To provide support to individuals living with severe mental health illness to help them achieve competitive, paid employment through Individual Placement and Support (IPS) services.

Mental Health and Employment Partnership (MHEP) is the first Social Impact Bond (SIB) designed to support individuals with severe mental health issues into fulfilling work as an integral part of their treatment. Over three and a half years, the programme aims to work with 2,624 people three local authorities (Haringey, Tower Hamlets and Staffordshire). This is a payment-by-results contract co-commissioned by The Cabinet Office and the Big Lottery Fund, with outcome payments generated by achieving outcomes linked to three key areas: initial engagement, entry into employment, and employment sustainment.

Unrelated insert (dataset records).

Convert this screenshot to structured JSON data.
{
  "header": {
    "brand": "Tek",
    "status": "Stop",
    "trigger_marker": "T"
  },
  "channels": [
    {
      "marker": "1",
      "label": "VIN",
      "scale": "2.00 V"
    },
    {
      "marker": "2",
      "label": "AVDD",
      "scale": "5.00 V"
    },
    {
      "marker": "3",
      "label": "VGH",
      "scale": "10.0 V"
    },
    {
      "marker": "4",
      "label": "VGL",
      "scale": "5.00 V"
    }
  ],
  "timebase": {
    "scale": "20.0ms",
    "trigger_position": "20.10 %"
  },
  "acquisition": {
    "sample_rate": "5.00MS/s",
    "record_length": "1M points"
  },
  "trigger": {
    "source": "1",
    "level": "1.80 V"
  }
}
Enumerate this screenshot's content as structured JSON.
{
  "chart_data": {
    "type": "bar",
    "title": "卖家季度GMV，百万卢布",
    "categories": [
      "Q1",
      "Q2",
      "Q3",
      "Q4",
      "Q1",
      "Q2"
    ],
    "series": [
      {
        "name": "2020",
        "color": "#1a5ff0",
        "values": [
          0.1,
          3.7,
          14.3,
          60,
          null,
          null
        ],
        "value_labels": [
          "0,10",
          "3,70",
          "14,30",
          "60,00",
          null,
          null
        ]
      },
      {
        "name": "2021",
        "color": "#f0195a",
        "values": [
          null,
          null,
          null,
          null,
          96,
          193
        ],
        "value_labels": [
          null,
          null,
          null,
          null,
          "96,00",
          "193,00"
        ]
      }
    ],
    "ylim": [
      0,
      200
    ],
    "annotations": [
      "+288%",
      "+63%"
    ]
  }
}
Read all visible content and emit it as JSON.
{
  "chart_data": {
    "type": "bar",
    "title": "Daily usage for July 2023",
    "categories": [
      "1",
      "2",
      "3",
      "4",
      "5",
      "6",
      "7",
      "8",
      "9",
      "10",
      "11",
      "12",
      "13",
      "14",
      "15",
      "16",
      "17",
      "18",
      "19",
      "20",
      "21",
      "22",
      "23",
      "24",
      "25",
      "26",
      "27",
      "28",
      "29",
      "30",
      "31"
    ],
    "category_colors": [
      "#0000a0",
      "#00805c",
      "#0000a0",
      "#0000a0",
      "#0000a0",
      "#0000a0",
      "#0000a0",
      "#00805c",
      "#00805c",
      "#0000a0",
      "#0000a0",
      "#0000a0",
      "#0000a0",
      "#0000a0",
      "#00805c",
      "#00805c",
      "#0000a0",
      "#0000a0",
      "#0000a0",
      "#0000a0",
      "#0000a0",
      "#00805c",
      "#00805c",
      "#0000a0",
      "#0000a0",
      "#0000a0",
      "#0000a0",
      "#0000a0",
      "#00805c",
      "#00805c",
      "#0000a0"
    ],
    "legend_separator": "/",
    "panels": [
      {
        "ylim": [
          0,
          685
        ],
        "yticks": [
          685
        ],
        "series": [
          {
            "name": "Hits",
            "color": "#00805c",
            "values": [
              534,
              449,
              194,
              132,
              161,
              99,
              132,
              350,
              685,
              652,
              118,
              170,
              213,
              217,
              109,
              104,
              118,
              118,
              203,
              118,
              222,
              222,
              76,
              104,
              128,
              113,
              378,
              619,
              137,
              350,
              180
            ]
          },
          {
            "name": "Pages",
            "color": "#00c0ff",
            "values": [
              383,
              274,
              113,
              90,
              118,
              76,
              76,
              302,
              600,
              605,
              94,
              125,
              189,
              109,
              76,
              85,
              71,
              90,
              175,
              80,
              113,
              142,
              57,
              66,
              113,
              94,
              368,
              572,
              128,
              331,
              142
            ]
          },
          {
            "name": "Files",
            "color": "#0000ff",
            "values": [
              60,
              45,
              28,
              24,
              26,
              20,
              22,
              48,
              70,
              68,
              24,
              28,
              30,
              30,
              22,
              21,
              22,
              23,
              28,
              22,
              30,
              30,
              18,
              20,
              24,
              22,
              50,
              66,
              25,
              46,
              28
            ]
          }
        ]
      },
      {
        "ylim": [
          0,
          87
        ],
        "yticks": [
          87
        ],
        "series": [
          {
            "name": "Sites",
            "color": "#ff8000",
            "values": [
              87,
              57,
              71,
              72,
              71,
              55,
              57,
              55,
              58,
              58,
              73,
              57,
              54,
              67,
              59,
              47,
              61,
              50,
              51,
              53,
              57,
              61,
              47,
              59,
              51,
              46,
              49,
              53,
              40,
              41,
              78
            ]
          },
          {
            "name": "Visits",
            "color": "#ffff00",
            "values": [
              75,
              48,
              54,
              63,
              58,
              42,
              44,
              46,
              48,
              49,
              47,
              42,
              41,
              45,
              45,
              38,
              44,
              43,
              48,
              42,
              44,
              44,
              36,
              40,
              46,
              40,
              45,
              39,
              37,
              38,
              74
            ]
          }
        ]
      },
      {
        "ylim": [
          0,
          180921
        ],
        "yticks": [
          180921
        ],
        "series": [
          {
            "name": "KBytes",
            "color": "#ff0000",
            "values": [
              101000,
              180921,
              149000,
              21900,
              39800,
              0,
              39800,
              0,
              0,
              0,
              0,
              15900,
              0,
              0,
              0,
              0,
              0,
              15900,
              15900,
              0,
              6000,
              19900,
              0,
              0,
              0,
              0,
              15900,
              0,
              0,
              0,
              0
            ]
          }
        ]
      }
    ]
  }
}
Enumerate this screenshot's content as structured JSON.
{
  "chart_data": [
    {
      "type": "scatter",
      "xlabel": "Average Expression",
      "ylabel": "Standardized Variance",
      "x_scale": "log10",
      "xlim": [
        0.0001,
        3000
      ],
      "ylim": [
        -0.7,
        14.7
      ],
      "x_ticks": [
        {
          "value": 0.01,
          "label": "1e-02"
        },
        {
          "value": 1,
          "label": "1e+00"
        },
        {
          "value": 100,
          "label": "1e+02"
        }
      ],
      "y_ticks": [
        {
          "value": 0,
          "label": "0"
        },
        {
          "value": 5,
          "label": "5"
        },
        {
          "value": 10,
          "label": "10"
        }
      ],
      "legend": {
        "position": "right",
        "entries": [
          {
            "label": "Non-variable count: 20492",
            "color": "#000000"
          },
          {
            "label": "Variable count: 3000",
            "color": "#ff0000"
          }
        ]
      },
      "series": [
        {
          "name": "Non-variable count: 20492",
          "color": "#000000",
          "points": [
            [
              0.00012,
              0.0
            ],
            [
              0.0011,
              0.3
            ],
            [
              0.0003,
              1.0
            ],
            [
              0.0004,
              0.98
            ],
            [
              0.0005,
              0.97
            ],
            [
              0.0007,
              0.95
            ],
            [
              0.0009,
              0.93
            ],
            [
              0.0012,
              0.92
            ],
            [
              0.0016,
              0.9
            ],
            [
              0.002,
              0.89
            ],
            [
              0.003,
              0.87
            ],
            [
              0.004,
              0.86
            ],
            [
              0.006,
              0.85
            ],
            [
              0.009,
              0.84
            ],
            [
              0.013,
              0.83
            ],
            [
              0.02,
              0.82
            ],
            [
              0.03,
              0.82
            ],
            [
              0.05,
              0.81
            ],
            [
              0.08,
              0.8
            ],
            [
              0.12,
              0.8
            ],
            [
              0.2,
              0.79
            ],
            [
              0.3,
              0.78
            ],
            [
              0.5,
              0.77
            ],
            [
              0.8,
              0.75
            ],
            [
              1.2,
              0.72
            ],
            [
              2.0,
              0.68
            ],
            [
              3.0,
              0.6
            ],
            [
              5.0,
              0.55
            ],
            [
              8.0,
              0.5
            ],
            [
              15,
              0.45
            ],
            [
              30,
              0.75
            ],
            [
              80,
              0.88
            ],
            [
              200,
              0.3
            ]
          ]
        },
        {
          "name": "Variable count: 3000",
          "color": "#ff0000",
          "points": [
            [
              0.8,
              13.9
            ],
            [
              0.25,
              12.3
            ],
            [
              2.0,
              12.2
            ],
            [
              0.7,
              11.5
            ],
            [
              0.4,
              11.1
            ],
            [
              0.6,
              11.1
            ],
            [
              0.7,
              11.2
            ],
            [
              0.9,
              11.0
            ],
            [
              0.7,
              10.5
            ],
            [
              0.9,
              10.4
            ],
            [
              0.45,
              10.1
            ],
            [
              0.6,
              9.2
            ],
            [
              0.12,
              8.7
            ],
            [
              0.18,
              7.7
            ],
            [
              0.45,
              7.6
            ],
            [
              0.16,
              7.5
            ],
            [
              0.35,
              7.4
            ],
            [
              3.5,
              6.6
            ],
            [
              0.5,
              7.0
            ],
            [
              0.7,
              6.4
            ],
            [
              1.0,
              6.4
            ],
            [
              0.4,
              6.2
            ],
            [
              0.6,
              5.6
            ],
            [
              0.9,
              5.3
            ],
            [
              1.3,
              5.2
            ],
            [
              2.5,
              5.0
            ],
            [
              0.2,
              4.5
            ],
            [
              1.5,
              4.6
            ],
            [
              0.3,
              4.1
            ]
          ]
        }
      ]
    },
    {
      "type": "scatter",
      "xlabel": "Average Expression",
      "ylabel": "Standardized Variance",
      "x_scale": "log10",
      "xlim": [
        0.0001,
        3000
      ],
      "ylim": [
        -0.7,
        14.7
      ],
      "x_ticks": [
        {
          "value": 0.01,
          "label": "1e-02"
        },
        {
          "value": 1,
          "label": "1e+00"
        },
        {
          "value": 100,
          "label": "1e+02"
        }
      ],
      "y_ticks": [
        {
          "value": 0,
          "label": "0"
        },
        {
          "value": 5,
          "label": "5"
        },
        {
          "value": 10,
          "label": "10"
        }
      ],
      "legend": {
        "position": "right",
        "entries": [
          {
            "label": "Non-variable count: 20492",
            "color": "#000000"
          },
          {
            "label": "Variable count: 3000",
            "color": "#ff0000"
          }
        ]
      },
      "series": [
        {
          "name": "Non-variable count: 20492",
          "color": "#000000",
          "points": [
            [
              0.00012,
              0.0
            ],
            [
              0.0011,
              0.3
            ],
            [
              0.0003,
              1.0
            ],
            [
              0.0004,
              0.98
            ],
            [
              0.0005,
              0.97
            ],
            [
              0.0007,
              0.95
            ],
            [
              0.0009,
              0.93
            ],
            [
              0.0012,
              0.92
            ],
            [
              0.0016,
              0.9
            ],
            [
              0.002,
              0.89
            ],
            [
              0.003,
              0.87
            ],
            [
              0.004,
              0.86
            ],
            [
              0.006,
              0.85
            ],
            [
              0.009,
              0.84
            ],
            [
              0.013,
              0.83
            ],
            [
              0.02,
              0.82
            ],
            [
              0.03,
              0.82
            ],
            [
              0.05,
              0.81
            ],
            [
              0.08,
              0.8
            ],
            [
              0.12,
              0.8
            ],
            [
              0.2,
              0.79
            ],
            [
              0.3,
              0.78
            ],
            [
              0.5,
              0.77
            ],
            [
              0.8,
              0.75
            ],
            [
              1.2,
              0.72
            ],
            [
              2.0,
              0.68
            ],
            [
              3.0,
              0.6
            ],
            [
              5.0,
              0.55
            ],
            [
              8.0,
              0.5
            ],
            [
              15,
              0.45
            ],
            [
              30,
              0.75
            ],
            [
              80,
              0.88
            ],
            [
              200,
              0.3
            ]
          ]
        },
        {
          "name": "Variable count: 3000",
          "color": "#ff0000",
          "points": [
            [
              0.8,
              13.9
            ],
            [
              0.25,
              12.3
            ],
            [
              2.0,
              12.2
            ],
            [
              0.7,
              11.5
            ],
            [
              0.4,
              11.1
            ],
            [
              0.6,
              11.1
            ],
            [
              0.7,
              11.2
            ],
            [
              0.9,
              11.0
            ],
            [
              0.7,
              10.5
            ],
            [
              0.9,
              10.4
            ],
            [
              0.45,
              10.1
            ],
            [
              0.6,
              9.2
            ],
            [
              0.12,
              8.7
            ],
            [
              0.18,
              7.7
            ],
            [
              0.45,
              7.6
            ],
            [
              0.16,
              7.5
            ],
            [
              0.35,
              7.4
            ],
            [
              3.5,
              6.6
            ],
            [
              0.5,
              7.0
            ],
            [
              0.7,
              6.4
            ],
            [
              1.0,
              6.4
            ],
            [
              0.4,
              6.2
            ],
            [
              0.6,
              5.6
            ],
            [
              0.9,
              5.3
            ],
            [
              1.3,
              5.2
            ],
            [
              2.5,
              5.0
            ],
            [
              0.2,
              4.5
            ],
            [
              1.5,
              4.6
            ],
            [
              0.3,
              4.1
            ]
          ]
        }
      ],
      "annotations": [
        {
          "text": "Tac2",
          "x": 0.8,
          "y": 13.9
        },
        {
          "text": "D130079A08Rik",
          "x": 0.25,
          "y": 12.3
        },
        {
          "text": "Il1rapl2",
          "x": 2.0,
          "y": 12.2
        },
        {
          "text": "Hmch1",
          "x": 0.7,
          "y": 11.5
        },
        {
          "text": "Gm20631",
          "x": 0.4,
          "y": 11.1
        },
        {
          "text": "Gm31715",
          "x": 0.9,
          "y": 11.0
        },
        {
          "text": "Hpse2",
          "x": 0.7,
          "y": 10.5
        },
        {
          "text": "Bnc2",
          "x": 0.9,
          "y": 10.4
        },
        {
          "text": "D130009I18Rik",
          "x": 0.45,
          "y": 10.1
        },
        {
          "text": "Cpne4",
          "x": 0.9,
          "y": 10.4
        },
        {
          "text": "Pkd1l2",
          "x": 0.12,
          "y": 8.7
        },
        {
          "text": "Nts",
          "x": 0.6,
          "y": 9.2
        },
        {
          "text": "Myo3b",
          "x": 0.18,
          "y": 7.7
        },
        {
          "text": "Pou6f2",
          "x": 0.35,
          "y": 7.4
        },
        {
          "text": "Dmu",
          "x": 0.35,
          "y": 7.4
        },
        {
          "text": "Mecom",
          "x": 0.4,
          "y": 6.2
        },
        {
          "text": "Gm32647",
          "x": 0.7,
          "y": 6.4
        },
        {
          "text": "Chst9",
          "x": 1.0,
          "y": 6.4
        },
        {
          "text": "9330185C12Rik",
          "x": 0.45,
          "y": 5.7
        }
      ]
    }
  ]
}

There are 4.8 million people with a health condition or disability in the UK who are not in work. The employment rate of working age adults who are accessing secondary mental health services is just 7%, however 90% of these people state that they would like to work. While unemployment in the UK has fallen overall, the number of people claiming Employment and Support Allowance and Incapacity Benefit has risen by 15%. MHEP is utilising an intervention based on Individual Placement and Support (IPS) principles, whereby work is used as a fundamental part of a person’s treatment, rather than the traditional model of treatment and stabilisation followed by employment. IPS is based around a set of eight simple principles that include a focus on rapid job search, securing paid work, employment support integrated into clinical teams and provision of ongoing in-job support. There is now very strong international evidence that ‘place then train’ models – and IPS in particular – are much more effective than traditional approaches (such as vocational training) in successfully getting people into work.

MHEP’s target outcomes include improved well-being and self-reliance for the individuals concerned, and an increased number of job seekers entering and sustaining quality employment. In 2016/17 the organisation engaged 559 individuals, 133 of whom started in employment, with 91  people sustaining a job for more than 6 weeks.